The 2000 Race Relations Act orders all public bodies, including schools and colleges, to “eliminate unlawful racial discrimination” and “promote equality of opportunity and good relations between people of different racial groups”.

In addition, government guidelines say each school must have its own anti-bullying policy, which normally covers racist abuse.

All racial incidents “must be monitored and reported” to the local authority, the Department for Education and Skills says.

Schools in England were sent a leaflet – Schools’ Race Equality Policies – from Issues to Outcomes – in 2004.

It outlines “practical steps” towards “mainstream race equality”.

Schools should set “targets” but “prioritise the race equality outcomes that are most relevant to them” – in other words, not use a “one-size-fits-all” approach.

Possible actions include more meetings with parents from different ethnic groups, who are often the cause of their children’s attitudes.

Schools could also monitor teachers “by ethnicity”, looking at their staff grade, applications for employment, training and promotion.

Prosecution rare

The government’s emphasis is preventive, rather than punitive.

So, while Whitehall sets the guidelines and local authorities monitor the situation, head teachers usually deal with problems internally.

It is rare for the Crown Prosecution Service to take up a case.

Mr Finestein said in Salford Youth Court on Thursday that racial name-calling was “unpleasant” and “wrong”.

But of the prosecution he added: “This is how stupid the whole system is getting.
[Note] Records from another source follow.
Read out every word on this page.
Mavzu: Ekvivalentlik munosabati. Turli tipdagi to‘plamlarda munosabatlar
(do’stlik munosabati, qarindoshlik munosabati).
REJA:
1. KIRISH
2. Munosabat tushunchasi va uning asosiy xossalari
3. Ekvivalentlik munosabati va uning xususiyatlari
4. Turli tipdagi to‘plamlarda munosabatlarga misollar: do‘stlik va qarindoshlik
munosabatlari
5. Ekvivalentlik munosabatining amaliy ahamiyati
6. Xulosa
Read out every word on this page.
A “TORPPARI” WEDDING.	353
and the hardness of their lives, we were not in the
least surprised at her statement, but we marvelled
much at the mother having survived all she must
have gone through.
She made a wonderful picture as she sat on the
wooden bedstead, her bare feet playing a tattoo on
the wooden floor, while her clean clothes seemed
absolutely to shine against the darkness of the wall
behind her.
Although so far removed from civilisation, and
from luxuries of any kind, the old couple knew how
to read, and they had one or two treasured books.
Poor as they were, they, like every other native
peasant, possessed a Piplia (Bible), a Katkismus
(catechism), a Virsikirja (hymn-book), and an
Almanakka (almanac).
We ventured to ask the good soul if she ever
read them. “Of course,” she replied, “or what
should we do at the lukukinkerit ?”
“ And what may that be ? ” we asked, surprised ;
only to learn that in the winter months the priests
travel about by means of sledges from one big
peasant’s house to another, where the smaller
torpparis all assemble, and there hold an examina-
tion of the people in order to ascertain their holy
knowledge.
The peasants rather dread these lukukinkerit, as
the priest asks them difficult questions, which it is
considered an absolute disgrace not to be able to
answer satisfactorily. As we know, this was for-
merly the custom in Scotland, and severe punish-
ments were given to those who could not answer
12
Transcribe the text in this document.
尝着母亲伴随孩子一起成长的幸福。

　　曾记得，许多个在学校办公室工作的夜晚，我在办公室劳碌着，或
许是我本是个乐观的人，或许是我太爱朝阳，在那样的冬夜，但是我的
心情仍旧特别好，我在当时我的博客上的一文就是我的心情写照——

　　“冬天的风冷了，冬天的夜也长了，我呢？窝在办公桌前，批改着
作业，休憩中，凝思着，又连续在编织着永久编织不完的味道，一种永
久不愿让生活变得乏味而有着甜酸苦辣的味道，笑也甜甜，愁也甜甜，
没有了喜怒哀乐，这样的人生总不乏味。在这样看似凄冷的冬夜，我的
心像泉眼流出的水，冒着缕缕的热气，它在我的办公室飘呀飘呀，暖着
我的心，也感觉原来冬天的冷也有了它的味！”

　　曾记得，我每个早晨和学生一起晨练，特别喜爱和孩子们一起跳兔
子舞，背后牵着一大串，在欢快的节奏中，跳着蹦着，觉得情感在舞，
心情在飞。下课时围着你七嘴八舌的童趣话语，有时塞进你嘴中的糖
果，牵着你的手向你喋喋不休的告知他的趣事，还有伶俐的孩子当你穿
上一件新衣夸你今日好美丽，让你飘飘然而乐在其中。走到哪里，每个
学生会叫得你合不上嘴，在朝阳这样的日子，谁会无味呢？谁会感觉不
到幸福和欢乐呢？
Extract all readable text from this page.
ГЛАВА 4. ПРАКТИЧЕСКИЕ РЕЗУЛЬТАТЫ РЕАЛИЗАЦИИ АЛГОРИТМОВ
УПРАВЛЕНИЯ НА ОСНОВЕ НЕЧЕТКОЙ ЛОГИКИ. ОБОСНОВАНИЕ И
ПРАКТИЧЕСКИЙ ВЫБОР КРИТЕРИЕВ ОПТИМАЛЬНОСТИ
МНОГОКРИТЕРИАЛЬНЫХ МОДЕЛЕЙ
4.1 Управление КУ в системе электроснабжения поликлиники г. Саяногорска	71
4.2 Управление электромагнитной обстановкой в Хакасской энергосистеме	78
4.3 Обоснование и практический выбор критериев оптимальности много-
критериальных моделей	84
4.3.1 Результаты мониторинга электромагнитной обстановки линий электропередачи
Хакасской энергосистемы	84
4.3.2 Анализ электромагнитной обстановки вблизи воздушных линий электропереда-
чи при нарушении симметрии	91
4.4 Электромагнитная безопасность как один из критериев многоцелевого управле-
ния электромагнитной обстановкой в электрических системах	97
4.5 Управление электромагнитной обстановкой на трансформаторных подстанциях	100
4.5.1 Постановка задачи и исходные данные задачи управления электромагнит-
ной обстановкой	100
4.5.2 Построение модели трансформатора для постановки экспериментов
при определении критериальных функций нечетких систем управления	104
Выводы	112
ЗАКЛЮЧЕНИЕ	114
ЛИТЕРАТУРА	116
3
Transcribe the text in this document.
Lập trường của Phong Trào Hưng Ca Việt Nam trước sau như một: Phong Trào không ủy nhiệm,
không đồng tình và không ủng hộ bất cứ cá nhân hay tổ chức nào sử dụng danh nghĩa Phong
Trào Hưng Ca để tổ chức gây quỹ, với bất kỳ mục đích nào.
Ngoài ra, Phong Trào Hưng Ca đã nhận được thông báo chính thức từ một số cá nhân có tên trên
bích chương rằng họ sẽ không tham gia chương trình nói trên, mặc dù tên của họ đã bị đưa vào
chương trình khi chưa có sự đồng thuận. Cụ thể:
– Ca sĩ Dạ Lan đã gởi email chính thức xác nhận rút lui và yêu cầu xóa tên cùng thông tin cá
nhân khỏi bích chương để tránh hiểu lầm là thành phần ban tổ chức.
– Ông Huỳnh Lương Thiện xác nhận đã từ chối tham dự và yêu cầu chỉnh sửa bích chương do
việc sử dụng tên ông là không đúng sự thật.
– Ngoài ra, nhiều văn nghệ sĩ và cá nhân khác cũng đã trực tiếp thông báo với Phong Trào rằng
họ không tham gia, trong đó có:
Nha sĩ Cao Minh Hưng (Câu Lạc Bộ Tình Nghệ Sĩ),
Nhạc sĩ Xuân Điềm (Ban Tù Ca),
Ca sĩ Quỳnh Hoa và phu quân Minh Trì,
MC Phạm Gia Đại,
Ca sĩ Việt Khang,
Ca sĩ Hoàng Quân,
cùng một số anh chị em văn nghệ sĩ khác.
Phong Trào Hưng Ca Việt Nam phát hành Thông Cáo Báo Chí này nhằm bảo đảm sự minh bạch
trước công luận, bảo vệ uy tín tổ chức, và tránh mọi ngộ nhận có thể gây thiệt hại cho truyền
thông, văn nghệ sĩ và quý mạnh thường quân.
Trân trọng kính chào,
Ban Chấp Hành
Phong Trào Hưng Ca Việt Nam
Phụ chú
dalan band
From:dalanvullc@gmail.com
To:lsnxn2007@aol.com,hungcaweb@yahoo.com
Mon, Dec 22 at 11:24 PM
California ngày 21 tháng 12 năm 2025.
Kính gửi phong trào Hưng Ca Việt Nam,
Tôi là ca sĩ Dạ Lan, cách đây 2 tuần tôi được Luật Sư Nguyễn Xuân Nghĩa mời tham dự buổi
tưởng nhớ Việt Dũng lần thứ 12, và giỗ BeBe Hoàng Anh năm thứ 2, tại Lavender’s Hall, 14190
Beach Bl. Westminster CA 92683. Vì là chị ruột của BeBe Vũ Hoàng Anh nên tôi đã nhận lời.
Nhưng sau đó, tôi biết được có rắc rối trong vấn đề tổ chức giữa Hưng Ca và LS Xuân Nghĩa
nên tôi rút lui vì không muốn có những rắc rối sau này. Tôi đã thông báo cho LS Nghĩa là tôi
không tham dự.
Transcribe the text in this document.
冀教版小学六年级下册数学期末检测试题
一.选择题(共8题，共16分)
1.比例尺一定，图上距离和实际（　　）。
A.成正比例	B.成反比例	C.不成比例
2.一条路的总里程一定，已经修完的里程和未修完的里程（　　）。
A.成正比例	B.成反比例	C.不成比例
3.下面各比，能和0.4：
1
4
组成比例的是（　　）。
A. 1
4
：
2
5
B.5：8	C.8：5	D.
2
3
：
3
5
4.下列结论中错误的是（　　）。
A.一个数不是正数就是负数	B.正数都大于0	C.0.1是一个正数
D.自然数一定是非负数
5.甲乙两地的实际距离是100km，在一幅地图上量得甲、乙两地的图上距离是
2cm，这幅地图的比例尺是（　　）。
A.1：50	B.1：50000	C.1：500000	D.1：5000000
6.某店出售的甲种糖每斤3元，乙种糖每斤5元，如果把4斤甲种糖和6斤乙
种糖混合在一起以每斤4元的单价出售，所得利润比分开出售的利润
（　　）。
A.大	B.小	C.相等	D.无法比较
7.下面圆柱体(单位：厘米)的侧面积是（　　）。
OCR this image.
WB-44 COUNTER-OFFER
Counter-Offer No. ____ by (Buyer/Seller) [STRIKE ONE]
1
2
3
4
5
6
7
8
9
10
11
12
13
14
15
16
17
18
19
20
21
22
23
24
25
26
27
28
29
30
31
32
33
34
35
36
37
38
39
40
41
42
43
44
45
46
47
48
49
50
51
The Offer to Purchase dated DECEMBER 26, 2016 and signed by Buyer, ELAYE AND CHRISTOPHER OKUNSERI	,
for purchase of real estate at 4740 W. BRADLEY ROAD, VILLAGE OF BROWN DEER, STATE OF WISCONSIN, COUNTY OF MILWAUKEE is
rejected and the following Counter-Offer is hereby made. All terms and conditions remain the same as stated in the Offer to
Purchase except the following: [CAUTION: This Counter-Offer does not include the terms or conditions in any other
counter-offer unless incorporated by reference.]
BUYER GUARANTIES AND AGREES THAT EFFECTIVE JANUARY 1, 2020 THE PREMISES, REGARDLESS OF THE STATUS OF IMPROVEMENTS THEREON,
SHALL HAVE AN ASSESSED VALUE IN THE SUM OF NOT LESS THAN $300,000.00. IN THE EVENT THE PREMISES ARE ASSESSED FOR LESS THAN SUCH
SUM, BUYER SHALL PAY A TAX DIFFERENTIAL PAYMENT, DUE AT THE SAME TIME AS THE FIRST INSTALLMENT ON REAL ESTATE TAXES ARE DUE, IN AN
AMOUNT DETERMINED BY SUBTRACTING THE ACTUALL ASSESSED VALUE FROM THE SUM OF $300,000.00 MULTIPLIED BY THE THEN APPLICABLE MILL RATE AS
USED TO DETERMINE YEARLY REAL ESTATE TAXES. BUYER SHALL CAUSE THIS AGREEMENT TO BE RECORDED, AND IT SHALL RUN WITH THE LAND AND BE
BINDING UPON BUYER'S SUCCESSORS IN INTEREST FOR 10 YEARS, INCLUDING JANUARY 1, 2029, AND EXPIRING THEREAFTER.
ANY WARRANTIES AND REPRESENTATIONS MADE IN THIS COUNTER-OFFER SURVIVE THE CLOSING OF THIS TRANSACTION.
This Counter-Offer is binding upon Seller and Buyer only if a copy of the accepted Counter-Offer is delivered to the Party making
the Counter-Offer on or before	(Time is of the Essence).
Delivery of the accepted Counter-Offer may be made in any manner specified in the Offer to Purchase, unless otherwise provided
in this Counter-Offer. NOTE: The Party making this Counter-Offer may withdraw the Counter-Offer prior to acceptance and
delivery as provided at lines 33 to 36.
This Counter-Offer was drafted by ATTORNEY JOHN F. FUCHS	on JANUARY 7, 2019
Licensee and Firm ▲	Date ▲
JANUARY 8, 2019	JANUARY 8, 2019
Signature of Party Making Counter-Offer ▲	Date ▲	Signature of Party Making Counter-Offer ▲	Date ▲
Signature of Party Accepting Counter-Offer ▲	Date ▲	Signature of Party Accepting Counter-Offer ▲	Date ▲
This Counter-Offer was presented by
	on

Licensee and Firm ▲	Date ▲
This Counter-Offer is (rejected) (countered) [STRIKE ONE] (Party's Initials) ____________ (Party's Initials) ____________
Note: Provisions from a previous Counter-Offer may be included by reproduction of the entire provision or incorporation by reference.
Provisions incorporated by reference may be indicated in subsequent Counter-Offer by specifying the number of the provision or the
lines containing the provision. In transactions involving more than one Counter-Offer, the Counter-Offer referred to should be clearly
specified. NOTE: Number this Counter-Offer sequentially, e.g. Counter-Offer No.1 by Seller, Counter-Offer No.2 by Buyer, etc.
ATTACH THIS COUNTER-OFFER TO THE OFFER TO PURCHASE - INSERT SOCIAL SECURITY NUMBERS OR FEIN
There are major crimes out there and the police don’t bother to prosecute.

If you get your car stolen it doesn’t matter, but you get two kids falling out because of racist comments – this is nonsense.”

Ms Keates said: “The indication is that, if the CPS has become involved, we are dealing with more than the odd comment in the playground.

“It’s serious to criminalise a 10-year-old. It makes me question why the judge is using comments which could trivialise a very serious incident.

I have to say I don’t disagree with a judge questioning whether there was another way to deal a 10-year-old’s behaviour.”

But all of these comments are very attractive to the media and they sound very good and quick and clever. Judges know that their comments are taken seriously and can be widely reported.

The context in which we are operating is one of people facing racial tension. The issue should have been dealt with in a different way.”
Mr Finestein ordered that the boy remain on summons and adjourned the case until 20 April so that the CPS can decide whether it is in the public interest to proceed with the prosecution.